Commander Sumit Ghosh
The integration of Artificial Intelligence (AI) into lower-cost warfare systems is reshaping the economics and accessibility of modern conflict. Traditionally, advanced military capabilities were dominated by high-budget platforms such as stealth aircraft, nuclear submarines, and precision-guided missile systems. However, AI driven innovation is enabling a shift toward inexpensive, scalable, and highly adaptive combat devices, significantly lowering the barrier to entry for both state and non-state actors.
At the core of this transformation is the application of machine learning algorithms particularly in computer vision, sensor fusion, and autonomous navigation. These capabilities allow low cost platforms such as small Unmanned Aerial Vehicles (UAVs) and ground robots to perform tasks that previously required expensive, manned systems. For instance, consumer grade drones can be retrofitted with AI based object detection models to identify targets, navigate contested environments, and execute coordinated maneuvers with minimal human oversight.
One of the most notable developments is the emergence of “loitering munitions” and drone swarms. These systems leverage distributed AI to operate collaboratively, sharing data in real time and adapting to dynamic battlefield conditions. Swarm intelligence algorithms enable dozens or even hundreds of inexpensive units to overwhelm traditional air defense systems through sheer numbers and decentralized decision making. Since each individual unit is relatively cheap, attrition becomes an acceptable trade-off, fundamentally altering cost exchange ratios in warfare.
Edge computing plays a critical role in enabling these capabilities. Rather than relying on centralized command-and-control infrastructure, AI models are deployed directly on embedded hardware within each device. Advances in low-power processors and optimized neural network architectures (e.g., quantized models, pruning techniques) allow real-time inference on resource-constrained platforms.
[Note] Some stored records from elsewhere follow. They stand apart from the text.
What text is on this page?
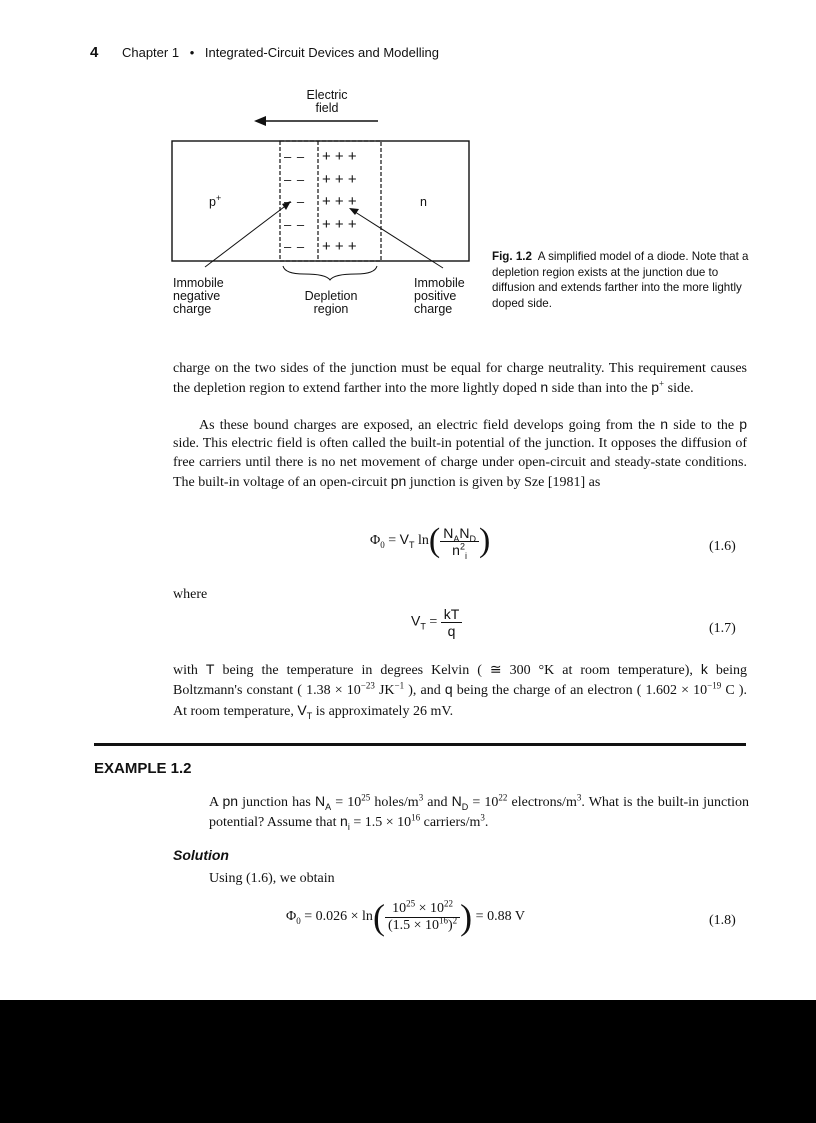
4 Chapter 1 • Integrated-Circuit Devices and Modelling
Electric
field
p+	n
– –
– –
– –
– –
– –
+ + +
+ + +
+ + +
+ + +
+ + +
Immobile
negative
charge
Depletion
region
Immobile
positive
charge
Fig. 1.2 A simplified model of a diode. Note that a depletion region exists at the junction due to diffusion and extends farther into the more lightly doped side.
charge on the two sides of the junction must be equal for charge neutrality. This requirement causes the depletion region to extend farther into the more lightly doped n side than into the p+ side.
As these bound charges are exposed, an electric field develops going from the n side to the p side. This electric field is often called the built-in potential of the junction. It opposes the diffusion of free carriers until there is no net movement of charge under open-circuit and steady-state conditions. The built-in voltage of an open-circuit pn junction is given by Sze [1981] as
$\Phi_0 = V_T$ $\ln( \frac{N_AN_D}{n^2_i}$ )	(1.6)
where
$V_T = \frac{kT}{q}$	(1.7)
with T being the temperature in degrees Kelvin ( ≅ 300 °K at room temperature), k being Boltzmann's constant ( $1.38 \times 10^{-23}$ $JK^{-1}$ ), and q being the charge of an electron ( $1.602 \times 10^{-19}$ C ). At room temperature, $V_T$ is approximately 26 mV.
EXAMPLE 1.2
A pn junction has $N_A = 10^{25}$ holes/$m^3$ and $N_D = 10^{22}$ electrons/$m^3$. What is the built-in junction potential? Assume that $n_i = 1.5 \times 10^{16}$ carriers/$m^3$.
Solution
Using (1.6), we obtain
$\Phi_0 = 0.026 \times \ln( \frac{10^{25} \times 10^{22}}{(1.5 \times 10^{16})^2}$ ) = 0.88 V	(1.8)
This reduces latency, enhances operational resilience in communication-denied environments, and minimizes vulnerability to electronic warfare tactics such as jamming.
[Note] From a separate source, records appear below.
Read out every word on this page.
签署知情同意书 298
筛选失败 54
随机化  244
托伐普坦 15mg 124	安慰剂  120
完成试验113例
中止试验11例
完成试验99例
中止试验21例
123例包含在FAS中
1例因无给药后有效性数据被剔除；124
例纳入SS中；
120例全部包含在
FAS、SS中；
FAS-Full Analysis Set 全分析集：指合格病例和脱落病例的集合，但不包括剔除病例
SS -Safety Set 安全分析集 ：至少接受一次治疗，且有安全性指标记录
AI also enhances electronic warfare and cyber-physical operations in low cost systems. Adaptive signal processing algorithms can autonomously detect, classify, and respond to electromagnetic threats. Similarly, AI enabled malware and cyber tools can be integrated into inexpensive hardware for offensive or reconnaissance purposes, blurring the line between digital and physical domains of conflict.
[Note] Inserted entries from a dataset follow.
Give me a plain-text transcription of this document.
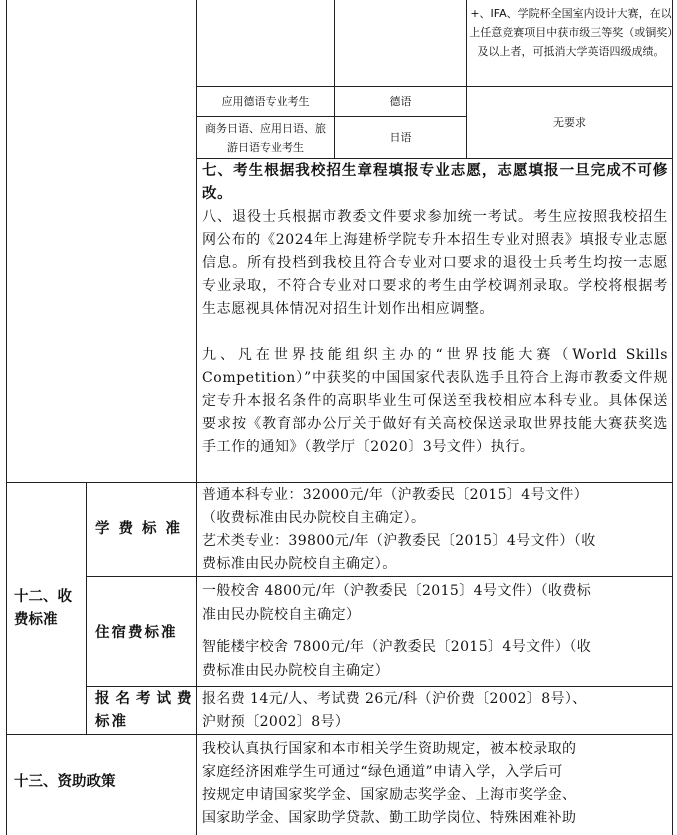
+、IFA、学院杯全国室内设计大赛，在以上任意竞赛项目中获市级三等奖（或铜奖）及以上者，可抵消大学英语四级成绩。
应用德语专业考生	德语
商务日语、应用日语、旅游日语专业考生
日语
无要求
七、考生根据我校招生章程填报专业志愿，志愿填报一旦完成不可修改。
八、退役士兵根据市教委文件要求参加统一考试。考生应按照我校招生网公布的《2024年上海建桥学院专升本招生专业对照表》填报专业志愿信息。所有投档到我校且符合专业对口要求的退役士兵考生均按一志愿专业录取，不符合专业对口要求的考生由学校调剂录取。学校将根据考生志愿视具体情况对招生计划作出相应调整。
九、凡在世界技能组织主办的“世界技能大赛（World Skills Competition）”中获奖的中国国家代表队选手且符合上海市教委文件规定专升本报名条件的高职毕业生可保送至我校相应本科专业。具体保送要求按《教育部办公厅关于做好有关高校保送录取世界技能大赛获奖选手工作的通知》（教学厅〔2020〕3号文件）执行。
十二、收
费标准
学费标准
普通本科专业：32000元/年（沪教委民〔2015〕4号文件）
（收费标准由民办院校自主确定）。
艺术类专业：39800元/年（沪教委民〔2015〕4号文件）（收
费标准由民办院校自主确定）。
住宿费标准
一般校舍 4800元/年（沪教委民〔2015〕4号文件）（收费标
准由民办院校自主确定）
智能楼宇校舍 7800元/年（沪教委民〔2015〕4号文件）（收
费标准由民办院校自主确定）
报名考试费
标准
报名费 14元/人、考试费 26元/科（沪价费〔2002〕8号）、
沪财预〔2002〕8号）
十三、资助政策
我校认真执行国家和本市相关学生资助规定，被本校录取的
家庭经济困难学生可通过“绿色通道”申请入学，入学后可
按规定申请国家奖学金、国家励志奖学金、上海市奖学金、
国家助学金、国家助学贷款、勤工助学岗位、特殊困难补助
From a manufacturing perspective, additive manufacturing (3D printing) and commercially available off-the-shelf (COTS) components further reduce production costs. AI assisted design optimization techniques, such as generative design and topology optimization, enable the rapid development of lightweight, mission-specific platforms. This accelerates iteration cycles and allows even resource constrained actors to field customized systems tailored to specific operational requirements.
However, the proliferation of AI-enabled low-cost warfare devices introduces significant strategic and ethical challenges. The reduced cost and accessibility increase the risk of asymmetric warfare, where non-state actors or smaller nations can deploy capabilities previously reserved for advanced militaries. Attribution becomes more difficult, especially when autonomous systems operate with limited human supervision. Furthermore, the potential for unintended escalation rises when decision-making processes are partially or fully delegated to algorithms that may behave unpredictably in complex environments.
Another critical concern is the erosion of traditional deterrence models. When the cost of launching an attack decreases dramatically, and defensive systems remain relatively expensive, adversaries may be incentivized to adopt more aggressive postures. This imbalance necessitates the development of countermeasures, including AI driven defense systems capable of detecting and neutralizing large numbers of low-cost threats in real time.
In conclusion, AI is democratizing warfare by enabling the development of cheaper, more capable machines and devices. While these advancements offer operational advantages such as scalability, adaptability, and reduced human risk, they also pose profound challenges to global security, stability, and governance. Addressing these issues will require coordinated international frameworks, robust technological safeguards, and a rethinking of traditional military doctrines. Indian military strategists and the decision makers have to keep in mind that such a change is taking place and that the future military has to be aligned to these transformations for maintaining the edge in conflicts.